Richard from Georgia asked about the correlation of temperatures in October to the following winter. As a first crack at answering this, to the left is a plot of the October mean temperature vs. the mean temperature the following mid-winter, December through February. I've divided up the scatter plot in four quadrants based on the mean temperatures for the 81 years of data used here. As you can see, there is not much correlation (R=0.13). Some cold Octobers are followed by very mild winters, and vice versa. For example, Oct 2000 had an average temperature of 22.3F, about 3 degrees below the long term average, but was followed by the warmest mid-winter in the past 82 years. In contrast, last October was very mild (mean temperature 28.9F), but was followed by a  mid-winter with an average temperature of -11.0F, the coldest in years. 

However, this is not the whole story. We know that the warm phase of the Pacific Decadal Oscillation (1976-2007) correlated with much warmer winters in Interior Alaska than previous decades, but October (and the autumn in general) did not warm very much at all during the same time period.  I'll take at look at this complication in another post.

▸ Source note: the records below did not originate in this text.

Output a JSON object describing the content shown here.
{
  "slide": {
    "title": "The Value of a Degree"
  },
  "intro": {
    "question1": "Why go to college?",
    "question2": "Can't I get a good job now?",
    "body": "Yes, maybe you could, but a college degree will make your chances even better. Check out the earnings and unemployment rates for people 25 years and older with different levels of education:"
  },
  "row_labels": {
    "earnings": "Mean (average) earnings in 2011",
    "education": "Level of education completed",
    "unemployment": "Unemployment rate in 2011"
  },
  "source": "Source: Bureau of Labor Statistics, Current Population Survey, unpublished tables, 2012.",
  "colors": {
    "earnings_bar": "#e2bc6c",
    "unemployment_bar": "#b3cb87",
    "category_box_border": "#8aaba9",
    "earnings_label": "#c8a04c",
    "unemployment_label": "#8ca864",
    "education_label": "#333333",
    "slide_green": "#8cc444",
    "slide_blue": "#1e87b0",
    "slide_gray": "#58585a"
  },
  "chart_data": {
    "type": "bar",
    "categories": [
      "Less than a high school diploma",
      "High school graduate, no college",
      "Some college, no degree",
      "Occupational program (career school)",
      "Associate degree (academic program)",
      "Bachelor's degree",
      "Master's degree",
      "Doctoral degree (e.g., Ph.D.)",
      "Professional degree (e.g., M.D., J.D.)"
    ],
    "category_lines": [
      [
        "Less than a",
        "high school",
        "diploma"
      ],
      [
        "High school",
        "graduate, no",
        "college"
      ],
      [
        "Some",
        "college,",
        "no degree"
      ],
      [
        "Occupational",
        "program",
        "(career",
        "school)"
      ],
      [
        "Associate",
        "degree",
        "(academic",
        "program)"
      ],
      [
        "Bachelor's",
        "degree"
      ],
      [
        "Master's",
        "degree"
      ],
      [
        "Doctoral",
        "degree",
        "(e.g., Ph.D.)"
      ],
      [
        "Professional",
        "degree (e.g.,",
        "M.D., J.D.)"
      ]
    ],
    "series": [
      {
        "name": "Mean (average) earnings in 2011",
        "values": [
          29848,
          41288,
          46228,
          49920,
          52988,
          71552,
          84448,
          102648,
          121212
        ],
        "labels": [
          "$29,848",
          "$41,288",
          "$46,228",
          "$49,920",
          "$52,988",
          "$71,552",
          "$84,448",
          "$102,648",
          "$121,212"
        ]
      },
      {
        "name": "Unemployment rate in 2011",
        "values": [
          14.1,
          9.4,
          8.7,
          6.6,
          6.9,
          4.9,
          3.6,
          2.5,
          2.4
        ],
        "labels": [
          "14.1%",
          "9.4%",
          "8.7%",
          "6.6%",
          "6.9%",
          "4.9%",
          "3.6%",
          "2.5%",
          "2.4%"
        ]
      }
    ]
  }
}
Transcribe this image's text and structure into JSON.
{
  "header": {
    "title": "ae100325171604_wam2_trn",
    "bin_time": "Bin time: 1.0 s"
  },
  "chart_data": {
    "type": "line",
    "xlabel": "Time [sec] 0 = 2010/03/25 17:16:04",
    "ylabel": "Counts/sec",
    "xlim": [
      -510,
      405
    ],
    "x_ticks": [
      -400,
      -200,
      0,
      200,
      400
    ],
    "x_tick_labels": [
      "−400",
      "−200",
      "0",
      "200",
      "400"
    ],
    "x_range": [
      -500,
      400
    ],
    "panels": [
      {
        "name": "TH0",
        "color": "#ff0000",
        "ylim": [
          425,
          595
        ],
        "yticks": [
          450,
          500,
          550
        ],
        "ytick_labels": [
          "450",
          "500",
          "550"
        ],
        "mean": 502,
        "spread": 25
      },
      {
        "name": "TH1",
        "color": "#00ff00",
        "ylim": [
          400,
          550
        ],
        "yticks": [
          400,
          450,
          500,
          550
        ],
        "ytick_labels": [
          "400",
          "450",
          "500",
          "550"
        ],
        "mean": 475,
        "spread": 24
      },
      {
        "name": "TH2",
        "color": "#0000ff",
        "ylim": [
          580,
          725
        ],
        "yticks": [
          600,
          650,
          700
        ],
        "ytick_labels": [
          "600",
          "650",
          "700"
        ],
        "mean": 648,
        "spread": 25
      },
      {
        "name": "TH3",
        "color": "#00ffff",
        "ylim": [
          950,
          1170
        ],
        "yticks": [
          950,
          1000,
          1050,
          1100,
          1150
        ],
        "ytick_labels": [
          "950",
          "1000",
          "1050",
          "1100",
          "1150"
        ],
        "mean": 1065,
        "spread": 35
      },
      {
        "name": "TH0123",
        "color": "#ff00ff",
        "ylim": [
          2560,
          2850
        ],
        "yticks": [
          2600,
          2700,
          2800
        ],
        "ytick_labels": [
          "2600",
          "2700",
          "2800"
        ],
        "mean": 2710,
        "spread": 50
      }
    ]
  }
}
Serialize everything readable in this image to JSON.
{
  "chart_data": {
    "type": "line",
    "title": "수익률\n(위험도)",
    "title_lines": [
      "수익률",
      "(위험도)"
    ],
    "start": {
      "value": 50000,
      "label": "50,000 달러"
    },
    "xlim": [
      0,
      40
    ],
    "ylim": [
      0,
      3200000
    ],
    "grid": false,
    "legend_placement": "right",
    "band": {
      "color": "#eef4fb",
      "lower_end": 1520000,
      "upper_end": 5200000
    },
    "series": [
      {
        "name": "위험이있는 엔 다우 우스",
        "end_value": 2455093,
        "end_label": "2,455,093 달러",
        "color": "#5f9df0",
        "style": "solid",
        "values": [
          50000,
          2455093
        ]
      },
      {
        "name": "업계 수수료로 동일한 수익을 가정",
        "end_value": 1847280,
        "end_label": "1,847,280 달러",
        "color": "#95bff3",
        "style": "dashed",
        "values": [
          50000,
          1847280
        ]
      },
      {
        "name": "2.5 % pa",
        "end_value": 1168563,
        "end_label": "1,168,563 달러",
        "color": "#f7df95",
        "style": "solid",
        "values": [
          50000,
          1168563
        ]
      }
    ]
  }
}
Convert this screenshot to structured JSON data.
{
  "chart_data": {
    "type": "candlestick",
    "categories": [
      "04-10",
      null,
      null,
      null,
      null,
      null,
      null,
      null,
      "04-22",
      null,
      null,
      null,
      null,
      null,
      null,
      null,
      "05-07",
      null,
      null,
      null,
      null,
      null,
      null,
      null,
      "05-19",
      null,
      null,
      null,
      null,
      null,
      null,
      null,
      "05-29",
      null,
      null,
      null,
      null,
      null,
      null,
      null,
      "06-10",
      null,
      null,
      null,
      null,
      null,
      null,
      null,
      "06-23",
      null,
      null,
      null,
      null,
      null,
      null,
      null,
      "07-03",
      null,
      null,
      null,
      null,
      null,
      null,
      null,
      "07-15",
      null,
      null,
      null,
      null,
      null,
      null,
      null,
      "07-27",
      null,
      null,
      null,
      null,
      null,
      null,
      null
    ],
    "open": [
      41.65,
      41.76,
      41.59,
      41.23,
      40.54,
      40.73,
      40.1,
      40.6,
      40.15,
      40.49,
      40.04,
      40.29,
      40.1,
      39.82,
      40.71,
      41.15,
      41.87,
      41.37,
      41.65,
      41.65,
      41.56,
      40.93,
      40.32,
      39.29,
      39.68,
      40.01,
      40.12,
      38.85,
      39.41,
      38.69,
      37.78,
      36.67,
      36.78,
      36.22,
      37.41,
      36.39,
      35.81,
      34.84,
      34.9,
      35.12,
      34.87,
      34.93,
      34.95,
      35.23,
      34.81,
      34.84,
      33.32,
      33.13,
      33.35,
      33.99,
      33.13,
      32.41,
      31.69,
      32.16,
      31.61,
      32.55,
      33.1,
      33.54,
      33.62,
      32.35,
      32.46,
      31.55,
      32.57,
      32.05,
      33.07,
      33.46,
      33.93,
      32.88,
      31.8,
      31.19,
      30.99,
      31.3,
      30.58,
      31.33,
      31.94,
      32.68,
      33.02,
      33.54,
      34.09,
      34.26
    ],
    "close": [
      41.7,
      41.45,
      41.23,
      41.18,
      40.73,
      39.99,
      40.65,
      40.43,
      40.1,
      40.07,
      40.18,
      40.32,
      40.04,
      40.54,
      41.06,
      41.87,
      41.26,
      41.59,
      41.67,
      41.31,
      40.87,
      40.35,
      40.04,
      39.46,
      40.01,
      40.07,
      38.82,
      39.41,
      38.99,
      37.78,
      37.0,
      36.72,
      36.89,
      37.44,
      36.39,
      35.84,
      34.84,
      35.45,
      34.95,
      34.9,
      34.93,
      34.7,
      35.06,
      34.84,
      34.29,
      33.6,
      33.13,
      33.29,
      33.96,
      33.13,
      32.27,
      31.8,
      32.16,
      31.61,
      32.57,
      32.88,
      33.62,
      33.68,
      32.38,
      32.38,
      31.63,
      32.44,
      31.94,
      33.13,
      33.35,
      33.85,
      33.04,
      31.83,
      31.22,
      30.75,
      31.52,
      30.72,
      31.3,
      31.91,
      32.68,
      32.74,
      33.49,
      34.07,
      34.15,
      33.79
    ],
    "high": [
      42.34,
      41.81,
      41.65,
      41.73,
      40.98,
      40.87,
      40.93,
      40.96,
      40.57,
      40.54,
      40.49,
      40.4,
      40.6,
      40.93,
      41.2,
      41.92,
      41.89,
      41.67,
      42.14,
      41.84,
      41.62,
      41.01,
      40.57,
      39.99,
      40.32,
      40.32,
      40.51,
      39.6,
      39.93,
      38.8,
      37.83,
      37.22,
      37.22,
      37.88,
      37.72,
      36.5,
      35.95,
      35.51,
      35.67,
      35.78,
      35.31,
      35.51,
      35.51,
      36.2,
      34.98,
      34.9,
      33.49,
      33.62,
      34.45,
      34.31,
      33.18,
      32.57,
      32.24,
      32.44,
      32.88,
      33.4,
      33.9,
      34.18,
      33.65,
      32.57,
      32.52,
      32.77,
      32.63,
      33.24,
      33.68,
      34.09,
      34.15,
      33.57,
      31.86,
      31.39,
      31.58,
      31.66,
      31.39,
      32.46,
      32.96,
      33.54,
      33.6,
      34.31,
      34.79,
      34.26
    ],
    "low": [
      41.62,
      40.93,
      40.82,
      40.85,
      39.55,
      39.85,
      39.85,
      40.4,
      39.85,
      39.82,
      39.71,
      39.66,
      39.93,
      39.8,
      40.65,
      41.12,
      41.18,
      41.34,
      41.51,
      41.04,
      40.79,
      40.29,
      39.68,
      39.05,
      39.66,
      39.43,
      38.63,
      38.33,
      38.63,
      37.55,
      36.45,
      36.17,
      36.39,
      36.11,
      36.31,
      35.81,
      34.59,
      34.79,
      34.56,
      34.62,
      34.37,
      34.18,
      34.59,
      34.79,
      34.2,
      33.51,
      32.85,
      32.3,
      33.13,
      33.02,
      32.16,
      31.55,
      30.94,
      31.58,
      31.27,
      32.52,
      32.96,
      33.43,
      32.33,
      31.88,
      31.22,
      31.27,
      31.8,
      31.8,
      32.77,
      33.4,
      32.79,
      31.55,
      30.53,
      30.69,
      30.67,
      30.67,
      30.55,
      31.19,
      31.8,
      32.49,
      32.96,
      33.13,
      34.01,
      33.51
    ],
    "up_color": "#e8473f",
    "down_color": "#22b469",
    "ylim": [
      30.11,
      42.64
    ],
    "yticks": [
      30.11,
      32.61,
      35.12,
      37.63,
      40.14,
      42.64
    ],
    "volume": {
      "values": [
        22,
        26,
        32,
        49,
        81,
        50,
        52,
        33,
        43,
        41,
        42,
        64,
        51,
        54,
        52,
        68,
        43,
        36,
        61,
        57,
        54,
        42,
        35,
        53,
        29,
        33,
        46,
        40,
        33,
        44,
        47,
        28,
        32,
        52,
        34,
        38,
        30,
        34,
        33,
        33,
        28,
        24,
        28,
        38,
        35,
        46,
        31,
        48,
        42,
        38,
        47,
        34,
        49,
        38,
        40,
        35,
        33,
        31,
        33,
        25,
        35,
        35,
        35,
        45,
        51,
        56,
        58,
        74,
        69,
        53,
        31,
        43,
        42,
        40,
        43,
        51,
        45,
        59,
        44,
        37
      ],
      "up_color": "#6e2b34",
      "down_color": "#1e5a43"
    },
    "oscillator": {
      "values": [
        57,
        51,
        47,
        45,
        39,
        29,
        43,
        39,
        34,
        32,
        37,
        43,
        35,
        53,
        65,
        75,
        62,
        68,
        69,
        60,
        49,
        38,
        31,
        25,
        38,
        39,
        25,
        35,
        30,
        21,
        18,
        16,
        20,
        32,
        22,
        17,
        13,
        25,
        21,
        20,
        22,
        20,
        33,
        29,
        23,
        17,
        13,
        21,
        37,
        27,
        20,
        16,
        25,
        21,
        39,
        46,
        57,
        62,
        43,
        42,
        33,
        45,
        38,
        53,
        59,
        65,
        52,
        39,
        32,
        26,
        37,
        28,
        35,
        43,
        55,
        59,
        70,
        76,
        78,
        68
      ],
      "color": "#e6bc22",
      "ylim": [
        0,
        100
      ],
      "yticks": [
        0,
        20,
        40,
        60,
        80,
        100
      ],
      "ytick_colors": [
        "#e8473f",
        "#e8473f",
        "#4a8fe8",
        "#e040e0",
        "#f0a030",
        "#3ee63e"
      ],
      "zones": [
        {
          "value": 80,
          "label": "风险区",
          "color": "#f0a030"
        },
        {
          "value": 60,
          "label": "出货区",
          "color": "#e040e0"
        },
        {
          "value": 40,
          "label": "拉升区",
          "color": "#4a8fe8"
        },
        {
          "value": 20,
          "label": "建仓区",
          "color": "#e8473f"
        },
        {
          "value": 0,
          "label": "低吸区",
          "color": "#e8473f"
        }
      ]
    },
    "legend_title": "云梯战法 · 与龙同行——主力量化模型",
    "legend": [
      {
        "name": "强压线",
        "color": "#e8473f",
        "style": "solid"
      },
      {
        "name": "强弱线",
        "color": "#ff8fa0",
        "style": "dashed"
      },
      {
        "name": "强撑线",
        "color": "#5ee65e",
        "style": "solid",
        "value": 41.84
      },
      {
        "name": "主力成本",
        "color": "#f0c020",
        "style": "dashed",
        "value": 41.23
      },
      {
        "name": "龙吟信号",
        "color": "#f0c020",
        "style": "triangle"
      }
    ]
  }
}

  1. Thanks for the analysis! Certainly very little correlation overall. I would suggest there seems to be some connection at the extremes of the joint distribution, with the very warmest Octobers (top 5 or so) mostly followed by warm winters and the very coldest winters mostly preceded by cold Octobers - but this accounts for only a small fraction of the years and could be just a statistical quirk.

    Look forward to anything else you have to say on the topic.


  2. Richard: new post looking at ranked correlation of Oct vs. DJF temps.